The Virginia militia was never sent into North Carolina, for
the marines' arrival completely unnerved Cary's followers. Though
willing to contest with Hyde for power, Cary's men were unwilling
to fire upon the royal standard, and thereby become subject to
a charge of treason against the British Crown.
Cary and his chief lieutenants fled their fortified homes
on the Pamlico River and retired to Virginia, where they were
seized and sent in chains to England. Here Cary's friends were
able to secure his freedom, and shortly thereafter he returned
to Carolina (where he soon slipped into obscurity).
The disrupting effects of the Cary Rebellion on the life of
Bath and the Pamlico region can hardly be exaggerated. As the
stronghold of the Cary faction, the Pamlico area, throughout
the spring and summer of 1711, was in a constant turmoil.

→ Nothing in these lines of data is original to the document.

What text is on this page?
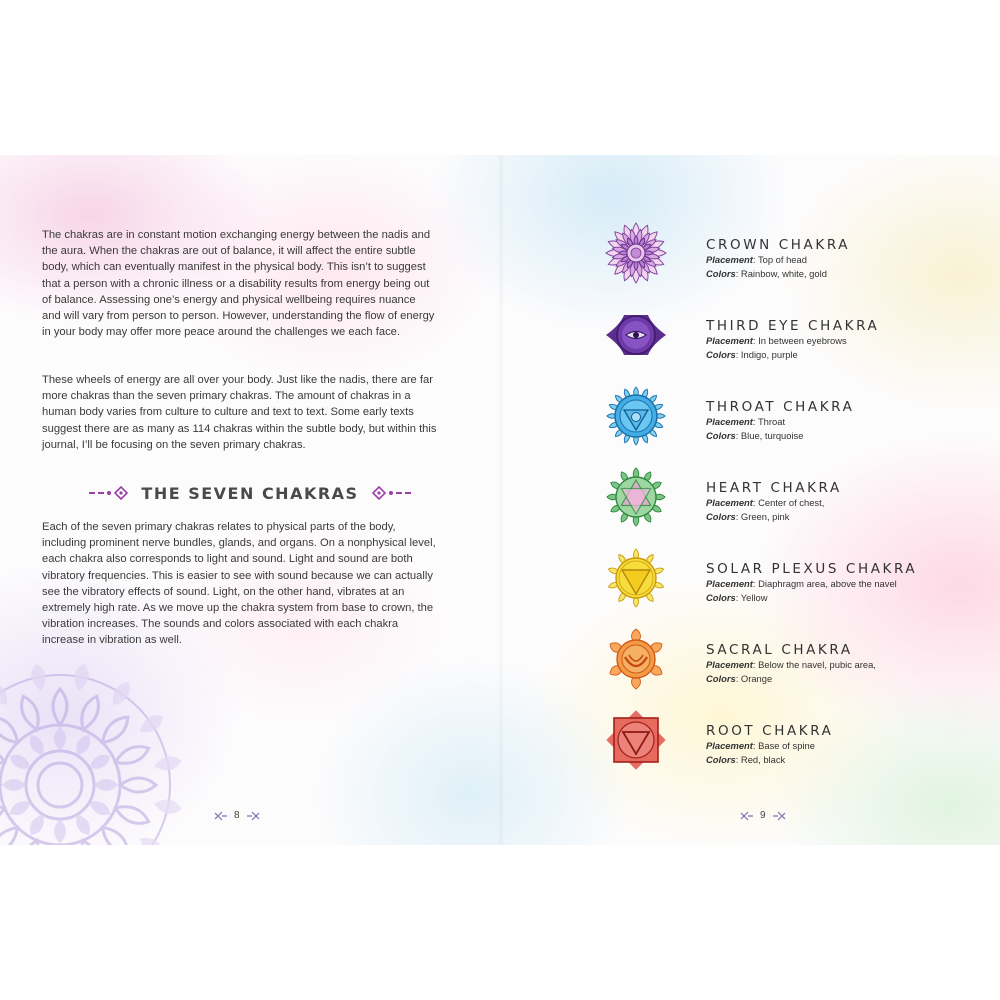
The chakras are in constant motion exchanging energy between the nadis and the aura. When the chakras are out of balance, it will affect the entire subtle body, which can eventually manifest in the physical body. This isn’t to suggest that a person with a chronic illness or a disability results from energy being out of balance. Assessing one’s energy and physical wellbeing requires nuance and will vary from person to person. However, understanding the flow of energy in your body may offer more peace around the challenges we each face.

These wheels of energy are all over your body. Just like the nadis, there are far more chakras than the seven primary chakras. The amount of chakras in a human body varies from culture to culture and text to text. Some early texts suggest there are as many as 114 chakras within the subtle body, but within this journal, I’ll be focusing on the seven primary chakras.

THE SEVEN CHAKRAS

Each of the seven primary chakras relates to physical parts of the body, including prominent nerve bundles, glands, and organs. On a nonphysical level, each chakra also corresponds to light and sound. Light and sound are both vibratory frequencies. This is easier to see with sound because we can actually see the vibratory effects of sound. Light, on the other hand, vibrates at an extremely high rate. As we move up the chakra system from base to crown, the vibration increases. The sounds and colors associated with each chakra increase in vibration as well.

8
CROWN CHAKRA
Placement: Top of head
Colors: Rainbow, white, gold
THIRD EYE CHAKRA
Placement: In between eyebrows
Colors: Indigo, purple
THROAT CHAKRA
Placement: Throat
Colors: Blue, turquoise
HEART CHAKRA
Placement: Center of chest,
Colors: Green, pink
SOLAR PLEXUS CHAKRA
Placement: Diaphragm area, above the navel
Colors: Yellow
SACRAL CHAKRA
Placement: Below the navel, pubic area,
Colors: Orange
ROOT CHAKRA
Placement: Base of spine
Colors: Red, black
9
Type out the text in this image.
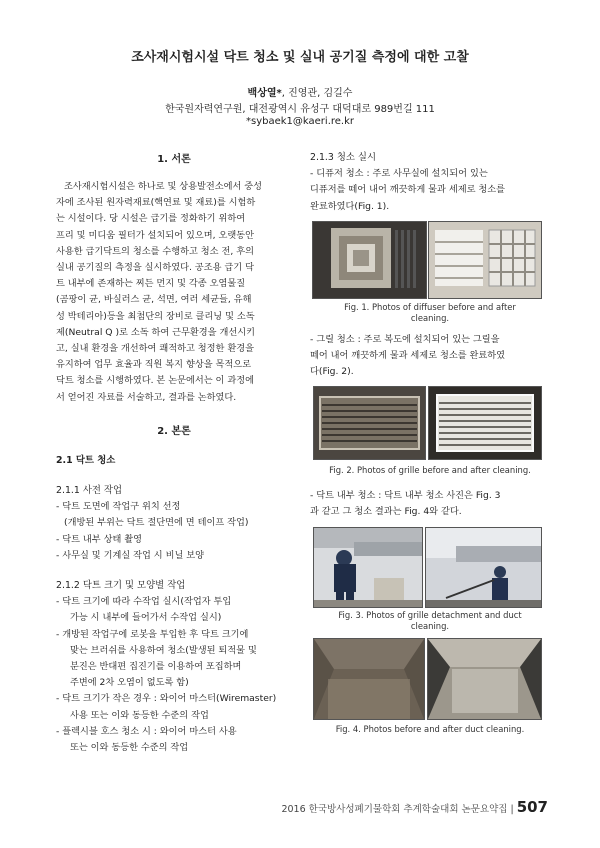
조사재시험시설 닥트 청소 및 실내 공기질 측정에 대한 고찰
백상열*, 진영관, 김길수
한국원자력연구원, 대전광역시 유성구 대덕대로 989번길 111
*sybaek1@kaeri.re.kr

1. 서론

조사재시험시설은 하나로 및 상용발전소에서 중성

자에 조사된 원자력재료(핵연료 및 재료)를 시험하

는 시설이다. 당 시설은 급기를 정화하기 위하여

프리 및 미디움 필터가 설치되어 있으며, 오랫동안

사용한 급기닥트의 청소를 수행하고 청소 전, 후의

실내 공기질의 측정을 실시하였다. 공조용 급기 닥

트 내부에 존재하는 찌든 먼지 및 각종 오염물질

(곰팡이 균, 바실러스 균, 석면, 여러 세균들, 유해

성 박테리아)등을 최첨단의 장비로 클리닝 및 소독

제(Neutral Q )로 소독 하여 근무환경을 개선시키

고, 실내 환경을 개선하여 쾌적하고 청정한 환경을

유지하여 업무 효율과 직원 복지 향상을 목적으로

닥트 청소를 시행하였다. 본 논문에서는 이 과정에

서 얻어진 자료를 서술하고, 결과를 논하였다.

2. 본론

2.1 닥트 청소

2.1.1 사전 작업

- 닥트 도면에 작업구 위치 선정

(개방된 부위는 닥트 절단면에 면 테이프 작업)

- 닥트 내부 상태 촬영

- 사무실 및 기계실 작업 시 비닐 보양

2.1.2 닥트 크기 및 모양별 작업

- 닥트 크기에 따라 수작업 실시(작업자 투입

가능 시 내부에 들어가서 수작업 실시)

- 개방된 작업구에 로봇을 투입한 후 닥트 크기에

맞는 브러쉬를 사용하여 청소(발생된 퇴적물 및

분진은 반대편 집진기를 이용하여 포집하며

주변에 2차 오염이 없도록 함)

- 닥트 크기가 작은 경우 : 와이어 마스터(Wiremaster)

사용 또는 이와 동등한 수준의 작업

- 플렉시블 호스 청소 시 : 와이어 마스터 사용

또는 이와 동등한 수준의 작업

2.1.3 청소 실시

- 디퓨저 청소 : 주로 사무실에 설치되어 있는

디퓨저를 떼어 내어 깨끗하게 물과 세제로 청소를

완료하였다(Fig. 1).

Fig. 1. Photos of diffuser before and after

cleaning.

- 그릴 청소 : 주로 복도에 설치되어 있는 그릴을

떼어 내어 깨끗하게 물과 세제로 청소를 완료하였

다(Fig. 2).

Fig. 2. Photos of grille before and after cleaning.

- 닥트 내부 청소 : 닥트 내부 청소 사진은 Fig. 3

과 같고 그 청소 결과는 Fig. 4와 같다.

Fig. 3. Photos of grille detachment and duct

cleaning.

Fig. 4. Photos before and after duct cleaning.

2016 한국방사성폐기물학회 추계학술대회 논문요약집 | 507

Many
Bath citizens, including George Birkenhead, Levi Truewhite, Thomas
Sparrow, Simon Alderson Jr., and John Porter, were among Cary's
chief lieutenants.
From 1708 until the collapse of Cary's Rebellion in July 1711,
the courts and government in general ceased to function. One
observer noted that plundering and destruction had ruined many
during the civil strife, while on every side one could hear "the
complaints of the poor men & families, who have been so long
in arms that they have lost their crops & will want bread."
Where crops were planted and tended, a severe drought during
the summer of 1711 had severely damaged their yield. To add to
the hardship and suffering of this fearful summer, yellow fever
raged through the colony, bringing death to many.
Yet amid these troubles, still more ominous clouds were gathering
on the horizon, and a storm that would all but obliterate Bath
County and "that famous city of Bath" was about to
break. The scourge of all exposed frontier areas, Indian massacre
and war, hung over the fever-racked settlers.
Edited from: A History of Colonial Bath, by Herbert R. Paschal
Jr. (Raleigh, N.C.: Edwards & Broughton, 1955).